Militia (Stannaries) Act 1802
- Parliament of the United Kingdom
- Long title: An Act for repealing an Act, made in the Thirty-eighth Year of the Reign of His Present Majesty, intituled An Act for raising a Body of Miners in the Counties of Cornwall and Devon, for the Defence of the Kingdom during the present War; and the for more effectually raising and regulating a Body of Miners for the Defence of Great Britain.
- Citation: 42 Geo. 3 c. 72
- Territorial extent: England and Wales

Dates
- Royal assent: 22 June 1802
- Commencement: 22 June 1802
- Repealed: 17 August 1921

Other legislation
- Amended by: Statute Law Revision Act 1872; Statute Law Revision Act 1874; Militia (Voluntary Enlistment) Act 1875; Militia Act 1882; Statute Law Revision Act 1888;
- Repealed by: Territorial Army and Militia Act 1921
- Relates to: Militia Act 1802; Militia (Scotland) Act 1802; Militia (Ireland) Act 1802;

Status: Repealed

Text of statute as originally enacted

= Militia (Stannaries) Act 1802 =

Act of the Parliament of the United Kingdom

The Militia (Stannaries) Act 1802 (42 Geo. 3. c. 72) was an act of the Parliament of the United Kingdom affecting the Militia, a locally raised force for home defence. It applied only to the Stannaries of south-western England, and extended the provisions of the main Militia Act 1802 (42 Geo. 3. c. 90) to these jurisdictions.

== Provisions ==
The act brought together a number of the Militia Acts which had been passed during the French Revolutionary Wars (1794–1802), repealing them but broadly re-enacting their content. It provided for an "Old Militia" with a total strength of 51,489 in England and Wales (including the City of London, Cinque Ports, and Stannaries), and allowed for a "Supplementary Militia" of half as many again which could be raised with Parliamentary approval. This particular Act differed only from the main Militia Act in setting the fine for exemption from service at £15, rather than £10 elsewhere in the country.

Each county's Lord Lieutenant would set the amount of militiamen to be raised from the various areas of their country (for example, dividing it by hundreds), and parish constables would draw up lists of all eligible men between 18 and 45. Men were divided into five classes:

1. Under 30, no children
2. Over 30, no children
3. All men, no living children under 14
4. All men, one child under 14
5. All other men

Men were to be drawn from the classes in order – if a quota could be filled only from the first and second classes, the third, fourth and fifth were untouched. A class could be taken in its entirety if it was below the absolute quota, but if larger than the number required, a ballot was to be used. Any man who was taken into service through this process was known as a "principal", and was sworn in to serve as a private soldier for a term of five years, after which they were exempt until a fresh ballot was made, or could volunteer for further service. Instead of serving themselves, they could arrange to provide a "personal substitute" who was willing to serve in their stead; this could be a volunteer already on the local ballot, or someone from elsewhere in the county (or a neighbouring county), and it was expected that they would receive a bounty of a few pounds to encourage them to volunteer. Parishes could also arrange to provide parochial substitutes in lieu of their quota of men, and were allowed to levy a parish rate in order to pay bounties to these substitutes. Finally, any balloted man could pay a fine of £15 and avoid service, though he would be liable to be balloted again after five years. The fines were used to hire substitutes and any surplus would go to regimental funds.

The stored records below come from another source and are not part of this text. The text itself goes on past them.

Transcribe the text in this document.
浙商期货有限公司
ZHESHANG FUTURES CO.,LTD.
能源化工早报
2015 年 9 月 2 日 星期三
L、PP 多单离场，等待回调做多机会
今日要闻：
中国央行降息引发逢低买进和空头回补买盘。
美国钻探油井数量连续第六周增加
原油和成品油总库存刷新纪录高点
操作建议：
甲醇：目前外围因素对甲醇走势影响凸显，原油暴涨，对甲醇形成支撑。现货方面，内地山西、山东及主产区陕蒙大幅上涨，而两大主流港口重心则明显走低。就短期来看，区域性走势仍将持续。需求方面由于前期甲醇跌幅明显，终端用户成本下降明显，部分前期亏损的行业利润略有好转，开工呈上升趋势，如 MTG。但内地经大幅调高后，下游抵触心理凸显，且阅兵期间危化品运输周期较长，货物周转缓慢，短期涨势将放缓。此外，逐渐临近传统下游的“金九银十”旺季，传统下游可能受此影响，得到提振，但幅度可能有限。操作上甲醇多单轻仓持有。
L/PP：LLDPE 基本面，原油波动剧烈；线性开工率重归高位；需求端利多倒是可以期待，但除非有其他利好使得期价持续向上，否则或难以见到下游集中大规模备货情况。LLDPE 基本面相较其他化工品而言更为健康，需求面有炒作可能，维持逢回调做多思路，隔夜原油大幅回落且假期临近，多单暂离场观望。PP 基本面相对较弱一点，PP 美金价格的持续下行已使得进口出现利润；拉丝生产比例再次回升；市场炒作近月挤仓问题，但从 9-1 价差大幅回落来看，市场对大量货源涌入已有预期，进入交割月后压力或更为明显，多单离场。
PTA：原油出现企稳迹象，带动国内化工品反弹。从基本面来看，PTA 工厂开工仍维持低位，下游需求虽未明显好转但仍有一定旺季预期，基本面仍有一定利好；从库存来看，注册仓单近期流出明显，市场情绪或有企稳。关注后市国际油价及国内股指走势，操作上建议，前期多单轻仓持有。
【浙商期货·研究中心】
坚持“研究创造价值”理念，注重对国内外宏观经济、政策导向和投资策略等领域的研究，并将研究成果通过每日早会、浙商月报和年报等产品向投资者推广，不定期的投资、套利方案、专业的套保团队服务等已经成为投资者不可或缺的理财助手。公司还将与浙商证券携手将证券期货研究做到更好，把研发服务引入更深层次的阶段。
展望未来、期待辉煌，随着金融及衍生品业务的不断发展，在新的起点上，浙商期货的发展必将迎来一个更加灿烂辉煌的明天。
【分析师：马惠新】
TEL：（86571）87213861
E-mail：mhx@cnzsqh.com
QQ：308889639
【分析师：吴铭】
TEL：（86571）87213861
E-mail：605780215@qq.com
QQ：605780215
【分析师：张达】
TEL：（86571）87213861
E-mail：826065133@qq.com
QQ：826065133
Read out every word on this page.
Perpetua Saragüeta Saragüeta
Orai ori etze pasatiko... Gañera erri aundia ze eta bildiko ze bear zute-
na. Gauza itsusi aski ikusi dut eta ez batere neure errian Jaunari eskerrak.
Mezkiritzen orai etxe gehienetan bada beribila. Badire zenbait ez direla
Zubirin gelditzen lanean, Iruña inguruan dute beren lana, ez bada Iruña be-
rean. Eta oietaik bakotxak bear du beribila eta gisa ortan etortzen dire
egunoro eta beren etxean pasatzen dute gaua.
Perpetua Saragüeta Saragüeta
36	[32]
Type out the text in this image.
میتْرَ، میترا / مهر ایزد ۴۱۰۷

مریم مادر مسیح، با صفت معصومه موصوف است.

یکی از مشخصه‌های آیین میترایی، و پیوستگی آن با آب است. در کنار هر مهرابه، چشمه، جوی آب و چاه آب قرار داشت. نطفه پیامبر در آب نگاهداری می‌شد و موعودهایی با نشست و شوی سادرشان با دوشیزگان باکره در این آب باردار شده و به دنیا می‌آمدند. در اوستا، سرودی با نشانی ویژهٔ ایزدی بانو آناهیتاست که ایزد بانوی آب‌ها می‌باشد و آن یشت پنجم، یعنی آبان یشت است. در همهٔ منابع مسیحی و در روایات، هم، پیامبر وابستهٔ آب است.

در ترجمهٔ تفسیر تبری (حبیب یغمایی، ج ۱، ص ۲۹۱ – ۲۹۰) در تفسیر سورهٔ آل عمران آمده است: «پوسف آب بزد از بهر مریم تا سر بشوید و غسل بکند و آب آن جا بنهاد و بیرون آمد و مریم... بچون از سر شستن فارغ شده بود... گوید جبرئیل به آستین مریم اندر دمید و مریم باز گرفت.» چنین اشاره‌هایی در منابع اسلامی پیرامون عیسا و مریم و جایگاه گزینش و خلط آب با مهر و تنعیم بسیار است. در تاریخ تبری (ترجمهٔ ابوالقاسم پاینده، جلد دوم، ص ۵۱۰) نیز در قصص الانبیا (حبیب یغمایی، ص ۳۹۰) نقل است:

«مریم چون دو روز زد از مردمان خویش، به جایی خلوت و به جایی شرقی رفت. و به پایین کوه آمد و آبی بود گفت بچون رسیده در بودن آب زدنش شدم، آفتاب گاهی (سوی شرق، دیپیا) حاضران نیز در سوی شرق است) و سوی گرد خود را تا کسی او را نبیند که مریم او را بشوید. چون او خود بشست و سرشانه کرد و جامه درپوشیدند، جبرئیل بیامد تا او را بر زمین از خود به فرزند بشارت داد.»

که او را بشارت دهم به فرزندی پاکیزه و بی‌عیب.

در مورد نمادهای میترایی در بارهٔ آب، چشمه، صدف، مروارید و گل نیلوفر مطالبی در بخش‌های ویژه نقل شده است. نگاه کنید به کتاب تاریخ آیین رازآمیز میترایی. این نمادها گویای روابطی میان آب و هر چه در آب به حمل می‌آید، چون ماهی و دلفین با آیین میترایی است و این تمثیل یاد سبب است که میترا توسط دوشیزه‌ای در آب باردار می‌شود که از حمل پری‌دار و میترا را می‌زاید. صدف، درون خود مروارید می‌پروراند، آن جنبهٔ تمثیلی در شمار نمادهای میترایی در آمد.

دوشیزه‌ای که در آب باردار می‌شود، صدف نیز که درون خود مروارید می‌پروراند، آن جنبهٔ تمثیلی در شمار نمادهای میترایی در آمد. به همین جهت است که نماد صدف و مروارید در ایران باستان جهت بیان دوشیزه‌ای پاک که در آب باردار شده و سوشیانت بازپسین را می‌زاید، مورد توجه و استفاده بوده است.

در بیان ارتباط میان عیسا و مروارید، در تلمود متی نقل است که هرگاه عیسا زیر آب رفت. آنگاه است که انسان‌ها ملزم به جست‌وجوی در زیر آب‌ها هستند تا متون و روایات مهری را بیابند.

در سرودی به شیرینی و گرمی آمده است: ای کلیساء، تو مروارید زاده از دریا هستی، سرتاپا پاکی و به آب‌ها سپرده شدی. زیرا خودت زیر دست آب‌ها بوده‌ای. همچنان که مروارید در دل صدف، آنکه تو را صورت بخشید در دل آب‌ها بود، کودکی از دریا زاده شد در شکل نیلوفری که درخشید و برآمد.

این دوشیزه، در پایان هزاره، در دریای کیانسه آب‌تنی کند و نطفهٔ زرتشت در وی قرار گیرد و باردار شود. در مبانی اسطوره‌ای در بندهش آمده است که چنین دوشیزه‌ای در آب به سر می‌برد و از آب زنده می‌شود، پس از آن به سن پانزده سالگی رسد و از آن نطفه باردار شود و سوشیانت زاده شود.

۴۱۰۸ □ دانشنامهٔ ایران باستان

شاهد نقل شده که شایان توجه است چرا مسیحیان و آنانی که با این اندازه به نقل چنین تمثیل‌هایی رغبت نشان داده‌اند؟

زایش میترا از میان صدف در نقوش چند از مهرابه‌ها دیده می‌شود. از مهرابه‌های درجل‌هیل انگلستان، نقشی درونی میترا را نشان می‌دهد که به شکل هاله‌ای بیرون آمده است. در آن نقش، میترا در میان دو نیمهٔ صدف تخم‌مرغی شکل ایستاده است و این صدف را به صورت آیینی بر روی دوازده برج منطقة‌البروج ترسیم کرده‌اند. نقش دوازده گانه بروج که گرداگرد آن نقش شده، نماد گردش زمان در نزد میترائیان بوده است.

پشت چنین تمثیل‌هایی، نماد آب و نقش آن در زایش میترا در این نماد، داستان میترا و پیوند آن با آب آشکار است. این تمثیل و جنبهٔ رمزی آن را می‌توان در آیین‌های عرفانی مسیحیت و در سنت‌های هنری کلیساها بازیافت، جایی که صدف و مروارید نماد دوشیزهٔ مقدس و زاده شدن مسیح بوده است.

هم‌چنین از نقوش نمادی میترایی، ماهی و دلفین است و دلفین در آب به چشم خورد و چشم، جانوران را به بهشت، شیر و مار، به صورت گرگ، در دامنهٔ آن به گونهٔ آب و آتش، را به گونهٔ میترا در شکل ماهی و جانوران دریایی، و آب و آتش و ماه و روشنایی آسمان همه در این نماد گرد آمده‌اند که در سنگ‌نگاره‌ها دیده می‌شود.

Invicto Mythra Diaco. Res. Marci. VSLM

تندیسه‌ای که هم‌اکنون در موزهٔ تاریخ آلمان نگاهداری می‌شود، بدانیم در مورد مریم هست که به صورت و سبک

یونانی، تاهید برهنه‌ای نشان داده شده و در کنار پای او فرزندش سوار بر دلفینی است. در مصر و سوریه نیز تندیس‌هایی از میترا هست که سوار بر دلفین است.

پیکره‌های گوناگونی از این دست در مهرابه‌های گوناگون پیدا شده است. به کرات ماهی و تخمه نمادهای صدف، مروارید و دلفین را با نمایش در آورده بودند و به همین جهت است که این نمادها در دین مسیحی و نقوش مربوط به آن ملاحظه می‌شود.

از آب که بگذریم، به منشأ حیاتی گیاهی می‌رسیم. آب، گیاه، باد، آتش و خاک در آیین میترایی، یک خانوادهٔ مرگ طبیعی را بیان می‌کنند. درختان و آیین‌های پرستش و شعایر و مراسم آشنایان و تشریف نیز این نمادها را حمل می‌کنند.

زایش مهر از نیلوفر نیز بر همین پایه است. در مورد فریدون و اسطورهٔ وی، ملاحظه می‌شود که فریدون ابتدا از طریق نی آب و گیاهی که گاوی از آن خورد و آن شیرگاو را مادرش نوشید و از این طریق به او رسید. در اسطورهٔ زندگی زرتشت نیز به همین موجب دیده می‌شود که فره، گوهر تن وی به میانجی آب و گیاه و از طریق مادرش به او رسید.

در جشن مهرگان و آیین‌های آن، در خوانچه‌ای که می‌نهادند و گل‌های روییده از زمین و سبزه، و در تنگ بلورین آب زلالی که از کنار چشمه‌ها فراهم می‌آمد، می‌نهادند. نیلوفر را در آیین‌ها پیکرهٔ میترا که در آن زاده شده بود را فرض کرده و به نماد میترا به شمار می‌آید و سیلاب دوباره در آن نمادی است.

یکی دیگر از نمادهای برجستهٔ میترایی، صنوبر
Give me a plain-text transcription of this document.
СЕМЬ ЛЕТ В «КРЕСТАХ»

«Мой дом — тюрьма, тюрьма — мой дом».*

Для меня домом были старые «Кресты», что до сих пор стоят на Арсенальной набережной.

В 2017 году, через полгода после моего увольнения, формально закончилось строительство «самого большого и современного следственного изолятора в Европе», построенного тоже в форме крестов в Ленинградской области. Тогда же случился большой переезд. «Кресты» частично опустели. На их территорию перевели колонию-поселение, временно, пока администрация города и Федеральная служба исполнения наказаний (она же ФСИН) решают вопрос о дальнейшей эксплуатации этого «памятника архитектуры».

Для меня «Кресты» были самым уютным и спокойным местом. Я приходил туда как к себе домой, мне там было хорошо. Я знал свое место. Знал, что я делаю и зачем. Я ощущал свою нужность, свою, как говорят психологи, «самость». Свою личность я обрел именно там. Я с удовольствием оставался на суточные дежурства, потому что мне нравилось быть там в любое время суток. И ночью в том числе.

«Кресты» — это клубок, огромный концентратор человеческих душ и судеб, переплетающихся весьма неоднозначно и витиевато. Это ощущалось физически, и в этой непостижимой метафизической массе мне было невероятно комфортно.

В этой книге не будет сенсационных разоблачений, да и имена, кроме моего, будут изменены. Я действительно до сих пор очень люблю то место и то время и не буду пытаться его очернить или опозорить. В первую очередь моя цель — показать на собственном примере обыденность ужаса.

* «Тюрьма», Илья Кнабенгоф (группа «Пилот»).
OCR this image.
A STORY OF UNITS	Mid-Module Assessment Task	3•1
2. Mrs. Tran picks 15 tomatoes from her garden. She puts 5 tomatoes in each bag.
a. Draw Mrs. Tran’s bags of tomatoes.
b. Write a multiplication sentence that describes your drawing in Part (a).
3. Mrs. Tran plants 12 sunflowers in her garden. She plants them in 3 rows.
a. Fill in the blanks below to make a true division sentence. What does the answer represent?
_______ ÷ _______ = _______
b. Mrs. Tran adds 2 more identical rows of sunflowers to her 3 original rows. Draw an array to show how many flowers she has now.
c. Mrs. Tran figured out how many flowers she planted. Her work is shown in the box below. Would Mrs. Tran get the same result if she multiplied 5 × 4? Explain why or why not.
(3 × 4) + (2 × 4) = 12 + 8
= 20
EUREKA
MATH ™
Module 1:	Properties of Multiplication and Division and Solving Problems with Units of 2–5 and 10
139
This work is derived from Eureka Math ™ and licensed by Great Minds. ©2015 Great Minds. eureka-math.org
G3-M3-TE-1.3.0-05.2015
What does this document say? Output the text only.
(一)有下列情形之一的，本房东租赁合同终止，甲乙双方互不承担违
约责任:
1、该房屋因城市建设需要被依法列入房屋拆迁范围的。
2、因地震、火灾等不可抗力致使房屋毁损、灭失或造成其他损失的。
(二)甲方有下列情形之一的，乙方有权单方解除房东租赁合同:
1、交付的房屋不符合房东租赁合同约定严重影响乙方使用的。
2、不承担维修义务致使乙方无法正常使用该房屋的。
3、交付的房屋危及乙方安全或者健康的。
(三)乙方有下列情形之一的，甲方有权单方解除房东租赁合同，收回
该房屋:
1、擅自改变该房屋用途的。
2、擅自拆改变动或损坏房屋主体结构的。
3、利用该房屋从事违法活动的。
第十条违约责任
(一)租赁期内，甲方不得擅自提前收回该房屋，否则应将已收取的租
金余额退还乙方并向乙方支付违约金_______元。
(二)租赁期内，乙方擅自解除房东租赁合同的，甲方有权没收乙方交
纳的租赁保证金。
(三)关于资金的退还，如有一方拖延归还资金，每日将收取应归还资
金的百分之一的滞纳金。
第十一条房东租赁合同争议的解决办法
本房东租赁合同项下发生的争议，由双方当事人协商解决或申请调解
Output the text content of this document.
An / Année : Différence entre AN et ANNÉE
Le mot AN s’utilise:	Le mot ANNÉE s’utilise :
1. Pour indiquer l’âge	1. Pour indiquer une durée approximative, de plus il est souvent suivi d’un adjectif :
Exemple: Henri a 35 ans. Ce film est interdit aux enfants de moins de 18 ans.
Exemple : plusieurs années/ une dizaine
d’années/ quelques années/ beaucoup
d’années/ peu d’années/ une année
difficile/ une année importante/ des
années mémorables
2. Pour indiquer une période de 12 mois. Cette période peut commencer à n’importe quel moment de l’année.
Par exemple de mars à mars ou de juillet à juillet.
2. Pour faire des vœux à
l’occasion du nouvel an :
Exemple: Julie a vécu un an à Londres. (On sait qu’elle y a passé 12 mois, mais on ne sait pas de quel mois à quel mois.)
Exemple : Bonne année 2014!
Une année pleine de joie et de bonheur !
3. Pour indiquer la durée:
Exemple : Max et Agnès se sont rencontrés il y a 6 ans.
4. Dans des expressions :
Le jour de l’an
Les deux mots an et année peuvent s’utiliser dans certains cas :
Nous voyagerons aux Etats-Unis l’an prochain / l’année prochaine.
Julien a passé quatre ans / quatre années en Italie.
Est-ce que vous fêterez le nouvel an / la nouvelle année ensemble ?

A wide range of men were exempt - most obviously, officers and men of the Army, Navy and Marines, but also peers, clergymen, teachers, university students, constables, sailors, apprentices, or men working in royal arsenals or dockyards. A poor man (defined as one with assets of less than £100) with more than one legitimate child was exempt, as was any poor man physically unfit for service, or any man at all less than 5'4" tall. A man worth more than £100 but unfit for service was still liable to pay his fine or provide a substitute. Quakers were not allowed to avoid service through paying a fine, but were required to find a substitute in lieu of service; if they did not do so, the county was empowered to hire one on his behalf and if necessary seize his property to pay for it.

Any men who died or were discharged as unfit would produce a second ballot of the county (in practice, probably of his local parish) to find a replacement. Should the county fail to provide enough men, it would be fined £10 per head of the annual deficit; this money was to be raised locally and could be used to hire substitutes, but if this failed to achieve the desired result, it was paid to the Treasury.

== Subsequent developments ==
The whole act was repealed by section 4 of, and the second schedule to, the Territorial Army and Militia Act 1921 (11 & 12 Geo. 5. c. 37).